外国人延べ宿泊者数は、これまでに2014年4,482万人泊、2015年6,637万人泊、2016年7,088万人泊と右肩上がりに推移してきましたが、今後も増加していくと考えられます。

訪日外国人旅行者の4割が地方に泊まる

都道府県別の宿泊者数は、東京都がトップで1,903万人、2位の大阪府が1,171万人、3位の北海道が743万人、4位の京都府が559万人、5位が沖縄県の460万人と続き、この上位5都道府県は昨年と同じです。こうしてみると、以前としてゴールデンルートの主要観光地である東京・大阪・京都と、自然豊かな観光地である北海道と沖縄の人気が高いことがわかります。
  
一方で、前年からの伸び率で比較してみると、地方部の伸び率が顕著です。最も伸び率が高かったのは青森県で60.3%。次いで大分県の59.3%、佐賀県の51.9%、熊本51.7%と続きます。
  
青森県が躍進したのは、それまであった青森~ソウル線の増便に加え、新たに中国との定期便となる青森~天津線が新規就航したことが大きな要因でした。また、大型クルーズ客船の青森港への誘致にも力を入れています。北海道新幹線開業をきっかけに、新幹線と空路、海路をつなぎ、函館観光をセットにした「津軽海峡圏」を中国や台湾、韓国などに売り込んできた成果だと考えられます。大分や佐賀、熊本の伸び率が高いのは、2017年に急激に増えた韓国からの旅行者の影響と考えられます。
  
三大都市圏(東京都、神奈川県、千葉県、埼玉県、愛知県、大阪府、京都府、兵庫県)と、それ以外の地域を比較すると、三大都市圏の4,612万人泊に対して、地方部は3,188 万人泊。地方部のシェアが調査開始以降、初めて4割を上回りました。日本を訪れる外国人旅行者は三大都市圏を中心としたゴールデンルートだけに留まらず、日本各地を訪れるようになってきていることがこのデータから読み取れます。

アクセス方法と宿泊施設の影響力

  • 都道府県別の外国人延べ宿泊者数構成比をみてみると、外国人旅行者の出身国に特徴があることがわかります。先ほどご紹介した青森県は、台湾からの宿泊者の割合が33%、中国が26%。岩手県は、台湾からの宿泊者の割合が60%。静岡県は中国からの宿泊者の割合が64%。大分県は韓国からの宿泊者の割合が62%。徳島県は香港からの宿泊者の割合が35%。

ひとことで訪日外国人旅行者といっても、都道府県ごとに実際に訪れる旅行者の出身国には偏りがあります。

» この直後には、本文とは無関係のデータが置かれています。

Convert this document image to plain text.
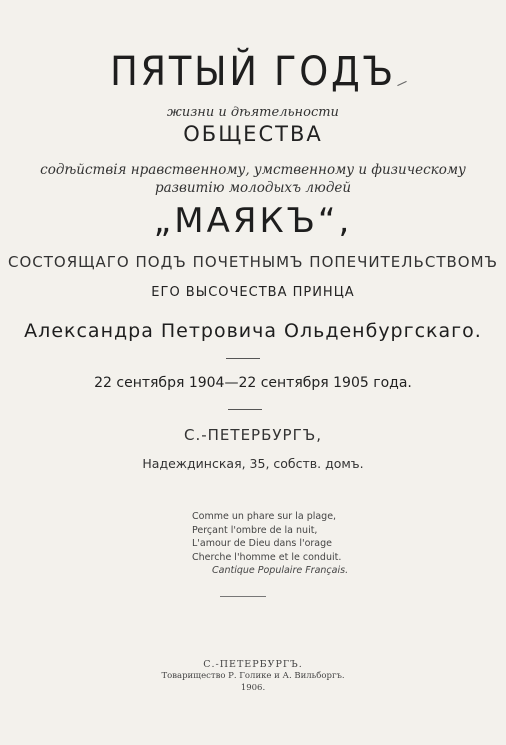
ПЯТЫЙ ГОДЪ
жизни и дѣятельности
ОБЩЕСТВА
содѣйствія нравственному, умственному и физическому
развитію молодыхъ людей
„МАЯКЪ“,
СОСТОЯЩАГО ПОДЪ ПОЧЕТНЫМЪ ПОПЕЧИТЕЛЬСТВОМЪ
ЕГО ВЫСОЧЕСТВА ПРИНЦА
Александра Петровича Ольденбургскаго.
22 сентября 1904—22 сентября 1905 года.
С.-ПЕТЕРБУРГЪ,
Надеждинская, 35, собств. домъ.
Comme un phare sur la plage,
Perçant l'ombre de la nuit,
L'amour de Dieu dans l'orage
Cherche l'homme et le conduit.
Cantique Populaire Français.
С.-ПЕТЕРБУРГЪ.
Товарищество Р. Голике и А. Вильборгъ.
1906.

入出国に利用する空港や港によって大まかな観光ルートは決まりますし、特に地方部の場合は、定期路線やチャーター便の有無がインバウンドに与える影響はとても大きいものです。また、新しい宿泊施設、特に外国人旅行者向けに特化したゲストハウスは、その地域のインバウンド情報が集まる拠点となります。
  
このような地域へのアクセス方法や宿泊施設のようなインフラは、常に変化していくもの。インバウンド施策を考える時、あなたの身近に訪れる外国人旅行者のみなさんが、どのように訪れて、どのように日本で過ごすのか、日頃から情報を集めておくことが重要です。